A chegada de um bebé, seja o primeiro ou o segundo filho, nem sempre é pacífica para todos os casais, mães e pais. Na verdade, é o início de uma viagem cheia de surpresas e com muitos desafios para ultrapassar. Se pensarmos, quando um bebé nasce, quase sempre acontece uma verdadeira reviravolta na dinâmica familiar e um turbilhão de emoções aparecem como se de uma verdadeira avalanche se tratasse. São todas aquelas pressões sociais (palpites) que, ainda que com muito boa intenção, sejam dadas, nos deixam angustiadas e preparam, muitas vezes, o terreno para que as nossas inseguranças se instalem. É o medo de não sabermos tomar bem conta do nosso bebé, de o deixar cair no banho, de ele não respirar convenientemente, do nosso corpo ter mudado… Enfim, são uma série de situações que nos perturbam e alteram o nosso humor.
A par – e depois da excitação inicial – das noites mal dormidas, das alterações nas rotinas, da menor disponibilidade emocional, do menor tempo para nós (muitas vezes nem dá para um banho), etc, etc, etc.. Assim, este cocktail emocional e a nova ordem de prioridades, traz consigo, não raras vezes, alterações negativas no casal e pode conduzir à insatisfação – ou frustração – por parte da figura masculina! Tal como nós, Eles também passam por uma série de novas adaptações e é crucial que exista mesmo uma boa comunicação, pois, se,após o parto as mulheres sofrem do chamado baby blues, os pais, por seu lado, podem sentir uma sensação de estranheza e dificuldade de adaptação às novas rotinas surgindo uma fundamental necessidade de ajuste. Na verdade, os papás também podem também sofrer de depressão pós parto, sabiam? Pois é, apesar de ser a mãe que efectivamente tem o parto físico em si, ao pai cabe a grande missão de ter que dar apoio a essa intensa experiência no seu reportório comportamental e emocional.  A depressão pós-parto, ao contrário do que se possa pensar, não é uma condição exclusivamente feminina, sendo os principais sintomas masculinos, os seguintes:
  • Alterações frequentes no humor;
  • Aumento da irritabilidade;
  • Sentimento de inadequação “eu não sirvo para isto… sou mau pai… sou mau marido”;
  • Alterações no padrão de sono;
  • Dificuldade prolongada em se vincular ao bebé;
  • Ansiedade
    antecipatória (ex. “já sei que não vouconseguir dormir”);
  • Alterações no apetite (entre outras).

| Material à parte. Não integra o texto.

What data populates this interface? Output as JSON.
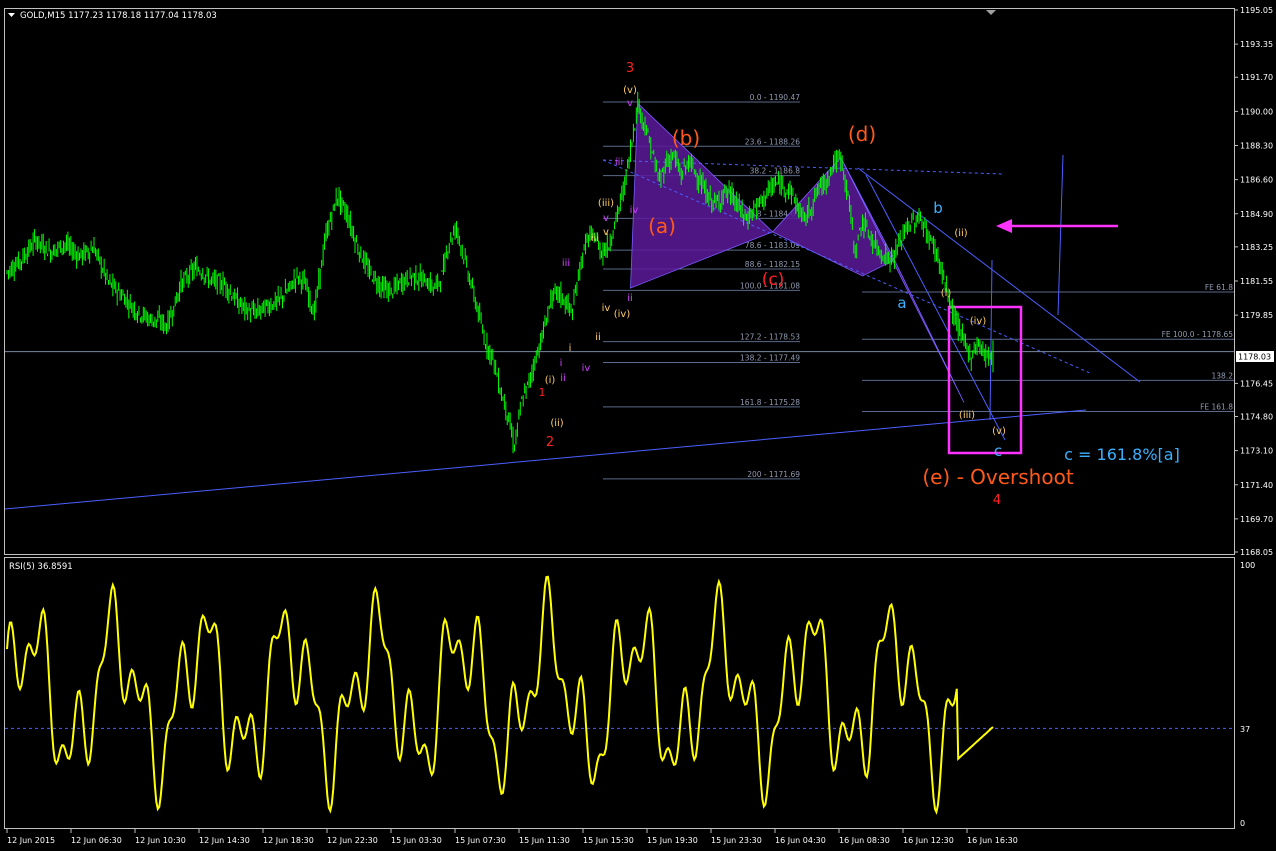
{
  "window": {
    "header": "GOLD,M15  1177.23 1178.18 1177.04 1178.03",
    "current_price_tag": "1178.03"
  },
  "rsi_panel": {
    "label": "RSI(5) 36.8591",
    "level_label": "37",
    "top_label": "100",
    "bottom_label": "0"
  },
  "colors": {
    "background": "#000000",
    "candles": "#00ff00",
    "rsi_line": "#ffff00",
    "trendlines": "#4a5fff",
    "fib_lines": "#5a6a8a",
    "triangle_fill": "#5a1a9a",
    "box": "#ff33ff",
    "wave_orange": "#ff5a1a",
    "wave_red": "#ff2020",
    "wave_blue": "#3ab0ff",
    "roman_purple": "#d040ff",
    "roman_yellow": "#ffcc66"
  },
  "chart_data": [
    {
      "type": "candlestick",
      "symbol": "GOLD",
      "timeframe": "M15",
      "ylim": [
        1168.05,
        1195.05
      ],
      "y_ticks": [
        "1195.05",
        "1193.35",
        "1191.70",
        "1190.00",
        "1188.30",
        "1186.60",
        "1184.90",
        "1183.25",
        "1181.55",
        "1179.85",
        "1178.03",
        "1176.45",
        "1174.80",
        "1173.10",
        "1171.40",
        "1169.70",
        "1168.05"
      ],
      "x_ticks": [
        "12 Jun 2015",
        "12 Jun 06:30",
        "12 Jun 10:30",
        "12 Jun 14:30",
        "12 Jun 18:30",
        "12 Jun 22:30",
        "15 Jun 03:30",
        "15 Jun 07:30",
        "15 Jun 11:30",
        "15 Jun 15:30",
        "15 Jun 19:30",
        "15 Jun 23:30",
        "16 Jun 04:30",
        "16 Jun 08:30",
        "16 Jun 12:30",
        "16 Jun 16:30"
      ],
      "price_path": [
        [
          0,
          1182.0
        ],
        [
          10,
          1182.6
        ],
        [
          20,
          1183.6
        ],
        [
          30,
          1183.0
        ],
        [
          40,
          1183.4
        ],
        [
          50,
          1182.8
        ],
        [
          60,
          1183.2
        ],
        [
          70,
          1181.5
        ],
        [
          80,
          1180.8
        ],
        [
          90,
          1180.0
        ],
        [
          100,
          1179.6
        ],
        [
          105,
          1179.6
        ],
        [
          110,
          1179.3
        ],
        [
          115,
          1180.2
        ],
        [
          120,
          1181.4
        ],
        [
          125,
          1181.8
        ],
        [
          130,
          1182.2
        ],
        [
          135,
          1182.0
        ],
        [
          140,
          1181.6
        ],
        [
          150,
          1181.4
        ],
        [
          158,
          1180.6
        ],
        [
          165,
          1180.1
        ],
        [
          172,
          1180.0
        ],
        [
          180,
          1180.3
        ],
        [
          188,
          1180.6
        ],
        [
          195,
          1181.2
        ],
        [
          200,
          1181.8
        ],
        [
          205,
          1181.5
        ],
        [
          212,
          1180.0
        ],
        [
          220,
          1183.8
        ],
        [
          228,
          1185.8
        ],
        [
          235,
          1184.8
        ],
        [
          242,
          1183.2
        ],
        [
          250,
          1182.0
        ],
        [
          258,
          1181.3
        ],
        [
          265,
          1181.0
        ],
        [
          272,
          1181.5
        ],
        [
          280,
          1181.8
        ],
        [
          288,
          1181.6
        ],
        [
          295,
          1181.2
        ],
        [
          300,
          1181.8
        ],
        [
          305,
          1183.5
        ],
        [
          310,
          1184.2
        ],
        [
          318,
          1182.0
        ],
        [
          325,
          1180.0
        ],
        [
          330,
          1178.5
        ],
        [
          335,
          1177.8
        ],
        [
          340,
          1176.2
        ],
        [
          345,
          1175.0
        ],
        [
          350,
          1173.3
        ],
        [
          355,
          1175.5
        ],
        [
          360,
          1176.5
        ],
        [
          365,
          1177.8
        ],
        [
          370,
          1179.0
        ],
        [
          375,
          1180.6
        ],
        [
          380,
          1181.0
        ],
        [
          385,
          1180.5
        ],
        [
          390,
          1180.0
        ],
        [
          395,
          1182.2
        ],
        [
          400,
          1183.6
        ],
        [
          405,
          1183.8
        ],
        [
          410,
          1183.0
        ],
        [
          415,
          1183.3
        ],
        [
          420,
          1184.6
        ],
        [
          425,
          1186.0
        ],
        [
          430,
          1188.0
        ],
        [
          435,
          1190.4
        ],
        [
          440,
          1189.3
        ],
        [
          445,
          1188.0
        ],
        [
          450,
          1186.5
        ],
        [
          455,
          1187.5
        ],
        [
          460,
          1187.8
        ],
        [
          465,
          1186.8
        ],
        [
          470,
          1187.5
        ],
        [
          475,
          1187.0
        ],
        [
          480,
          1186.2
        ],
        [
          485,
          1185.6
        ],
        [
          490,
          1185.4
        ],
        [
          495,
          1186.0
        ],
        [
          500,
          1185.8
        ],
        [
          505,
          1185.2
        ],
        [
          510,
          1184.6
        ],
        [
          515,
          1185.1
        ],
        [
          520,
          1185.5
        ],
        [
          525,
          1186.0
        ],
        [
          530,
          1186.4
        ],
        [
          535,
          1186.3
        ],
        [
          540,
          1186.1
        ],
        [
          545,
          1185.3
        ],
        [
          550,
          1184.6
        ],
        [
          555,
          1185.3
        ],
        [
          560,
          1186.2
        ],
        [
          565,
          1186.5
        ],
        [
          570,
          1187.4
        ],
        [
          575,
          1187.7
        ],
        [
          580,
          1185.9
        ],
        [
          585,
          1183.0
        ],
        [
          590,
          1184.5
        ],
        [
          595,
          1183.8
        ],
        [
          600,
          1183.2
        ],
        [
          605,
          1182.8
        ],
        [
          610,
          1182.6
        ],
        [
          615,
          1183.3
        ],
        [
          620,
          1184.2
        ],
        [
          625,
          1184.5
        ],
        [
          630,
          1184.7
        ],
        [
          635,
          1183.8
        ],
        [
          640,
          1183.2
        ],
        [
          645,
          1182.0
        ],
        [
          650,
          1180.5
        ],
        [
          655,
          1179.5
        ],
        [
          660,
          1178.5
        ],
        [
          665,
          1177.8
        ],
        [
          670,
          1178.5
        ],
        [
          675,
          1177.8
        ],
        [
          680,
          1178.0
        ]
      ],
      "price_label_note": "Price path approximated from the candlestick chart; x = bar index (15-minute bars), y = price."
    },
    {
      "type": "line",
      "name": "RSI(5)",
      "ylim": [
        0,
        100
      ],
      "level": 37,
      "last_value": 36.8591,
      "values_note": "RSI oscillator approximated by the page script."
    }
  ],
  "fib_retracement": {
    "levels": [
      {
        "label": "0.0 - 1190.47",
        "price": 1190.47
      },
      {
        "label": "23.6 - 1188.26",
        "price": 1188.26
      },
      {
        "label": "38.2 - 1186.8",
        "price": 1186.8
      },
      {
        "label": "61.8 - 1184.67",
        "price": 1184.67
      },
      {
        "label": "78.6 - 1183.09",
        "price": 1183.09
      },
      {
        "label": "88.6 - 1182.15",
        "price": 1182.15
      },
      {
        "label": "100.0 - 1181.08",
        "price": 1181.08
      },
      {
        "label": "127.2 - 1178.53",
        "price": 1178.53
      },
      {
        "label": "138.2 - 1177.49",
        "price": 1177.49
      },
      {
        "label": "161.8 - 1175.28",
        "price": 1175.28
      },
      {
        "label": "200 - 1171.69",
        "price": 1171.69
      }
    ]
  },
  "fib_expansion": {
    "levels": [
      {
        "label": "FE 61.8",
        "price": 1181.0
      },
      {
        "label": "FE 100.0 - 1178.65",
        "price": 1178.65
      },
      {
        "label": "138.2",
        "price": 1176.6
      },
      {
        "label": "FE 161.8",
        "price": 1175.05
      }
    ]
  },
  "wave_labels": {
    "three": "3",
    "two": "2",
    "one": "1",
    "four": "4",
    "a_big": "(a)",
    "b_big": "(b)",
    "c_big": "(c)",
    "d_big": "(d)",
    "e_label": "(e) - Overshoot",
    "a_small": "a",
    "b_small": "b",
    "c_small": "c",
    "c_ext": "c = 161.8%[a]",
    "v_paren": "(v)",
    "iv_paren": "(iv)",
    "iii_paren": "(iii)",
    "ii_paren": "(ii)",
    "i_paren": "(i)",
    "roman_v": "v",
    "roman_iv": "iv",
    "roman_iii": "iii",
    "roman_ii": "ii",
    "roman_i": "i"
  }
}
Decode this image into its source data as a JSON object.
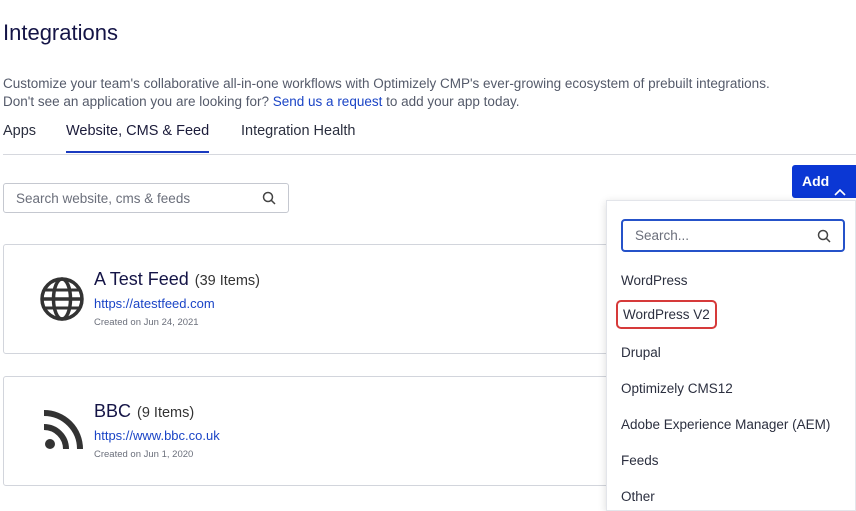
{
  "header": {
    "title": "Integrations",
    "description_line1": "Customize your team's collaborative all-in-one workflows with Optimizely CMP's ever-growing ecosystem of prebuilt integrations.",
    "description_line2_prefix": "Don't see an application you are looking for?",
    "description_link": "Send us a request",
    "description_line2_suffix": "to add your app today."
  },
  "tabs": [
    {
      "label": "Apps",
      "active": false
    },
    {
      "label": "Website, CMS & Feed",
      "active": true
    },
    {
      "label": "Integration Health",
      "active": false
    }
  ],
  "search": {
    "placeholder": "Search website, cms & feeds",
    "icon": "search-icon"
  },
  "cards": [
    {
      "name": "A Test Feed",
      "count": "(39 Items)",
      "url": "https://atestfeed.com",
      "created": "Created on Jun 24, 2021",
      "icon": "globe-icon"
    },
    {
      "name": "BBC",
      "count": "(9 Items)",
      "url": "https://www.bbc.co.uk",
      "created": "Created on Jun 1, 2020",
      "icon": "rss-icon"
    }
  ],
  "add_button": {
    "label": "Add",
    "icon": "chevron-up-icon",
    "color": "#0b37d4"
  },
  "dropdown": {
    "search_placeholder": "Search...",
    "items": [
      "WordPress",
      "WordPress V2",
      "Drupal",
      "Optimizely CMS12",
      "Adobe Experience Manager (AEM)",
      "Feeds",
      "Other"
    ],
    "highlighted_item": "WordPress V2"
  },
  "colors": {
    "accent": "#0b37d4",
    "link": "#1a44c6",
    "highlight_border": "#d63a3a"
  }
}
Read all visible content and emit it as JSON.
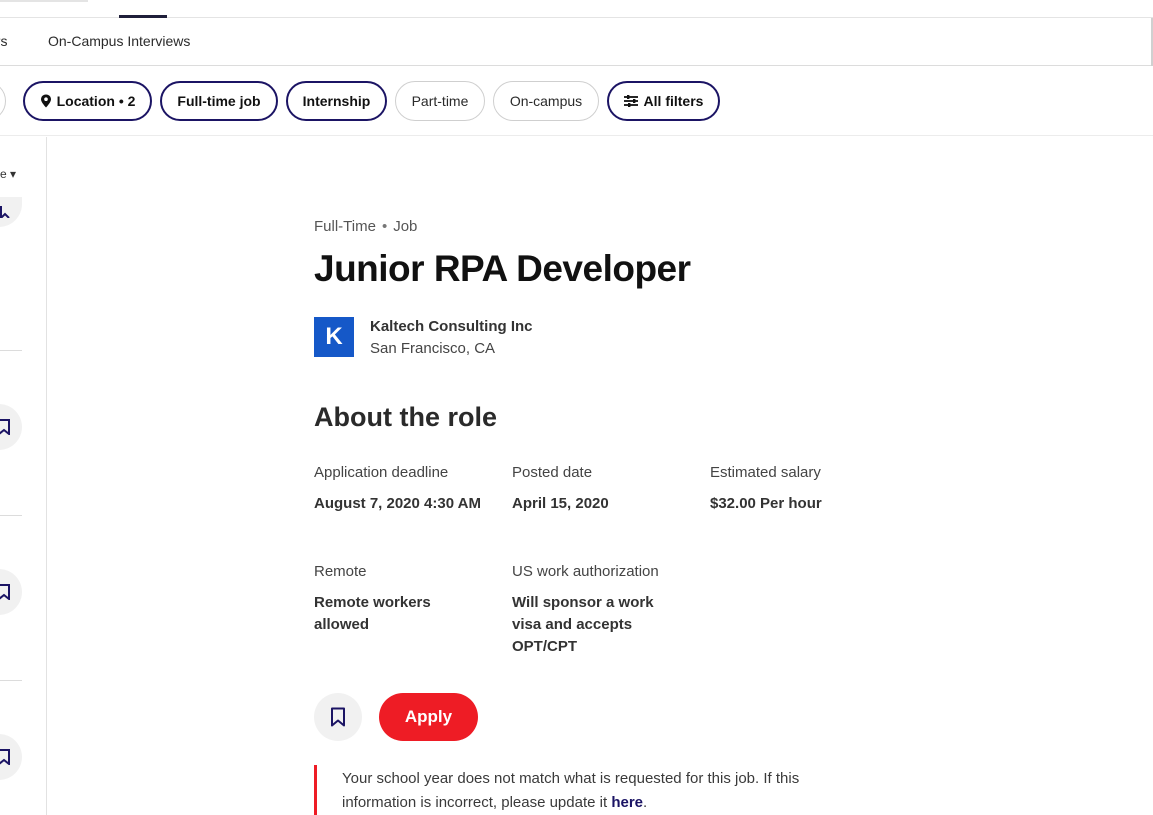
{
  "nav": {
    "partial_item": "ers",
    "item": "On-Campus Interviews"
  },
  "filters": [
    {
      "label": "Location • 2",
      "active": true,
      "icon": "location-pin-icon"
    },
    {
      "label": "Full-time job",
      "active": true
    },
    {
      "label": "Internship",
      "active": true
    },
    {
      "label": "Part-time",
      "active": false
    },
    {
      "label": "On-campus",
      "active": false
    },
    {
      "label": "All filters",
      "active": true,
      "icon": "sliders-icon"
    }
  ],
  "job": {
    "type": "Full-Time",
    "category": "Job",
    "title": "Junior RPA Developer",
    "company": {
      "logo_letter": "K",
      "name": "Kaltech Consulting Inc",
      "location": "San Francisco, CA"
    },
    "section_title": "About the role",
    "fields": {
      "deadline": {
        "label": "Application deadline",
        "value": "August 7, 2020 4:30 AM"
      },
      "posted": {
        "label": "Posted date",
        "value": "April 15, 2020"
      },
      "salary": {
        "label": "Estimated salary",
        "value": "$32.00 Per hour"
      },
      "remote": {
        "label": "Remote",
        "value": "Remote workers allowed"
      },
      "authorization": {
        "label": "US work authorization",
        "value": "Will sponsor a work visa and accepts OPT/CPT"
      }
    },
    "apply_label": "Apply",
    "notice": {
      "text": "Your school year does not match what is requested for this job. If this information is incorrect, please update it ",
      "link": "here",
      "end": "."
    }
  },
  "colors": {
    "accent": "#1b1464",
    "apply": "#ee1c25",
    "logo": "#1558c8"
  }
}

Deste modo, as mulheres e mães deveriam aceitar a participação do seu companheiro sem sentir que estão a perder o seu lugar ou o controlo e Ele, deverá perceber que o seu papel de ajuda não é sinónimo de ser mais fraco ou até mesmo de ser menos pai. Progressivamente, ambos irão encontrar-se e descobrir o caminho para um trabalho em equipa, e em que todas as ajudas externas são sempre muito bem-vindas. Deixo-vos aqui algumas estratégias que podem ajudar o casal a “sobreviver” aos primeiros tempos no papel de mãe e pai:
  • Comunicarem, conversarem sobre os seus receios e angústias;
  • Dividirem tarefas (por exemplo, banhos,fraldas, horas para cada um descansar, etc…);
  • Terem estabelecido um plano financeiro de modo a reduzirem as fontes de stress e preocupação;
  • Aceitarem ajudas de familiares e amigos;
  • Reservarem tempo para cada um e para os dois;
  • Procurarem ajuda especializada se sentirem que não estão a conseguir!
  • E, acima de tudo, lembrem-se: não protelem, o tempo por si só não cura tudo!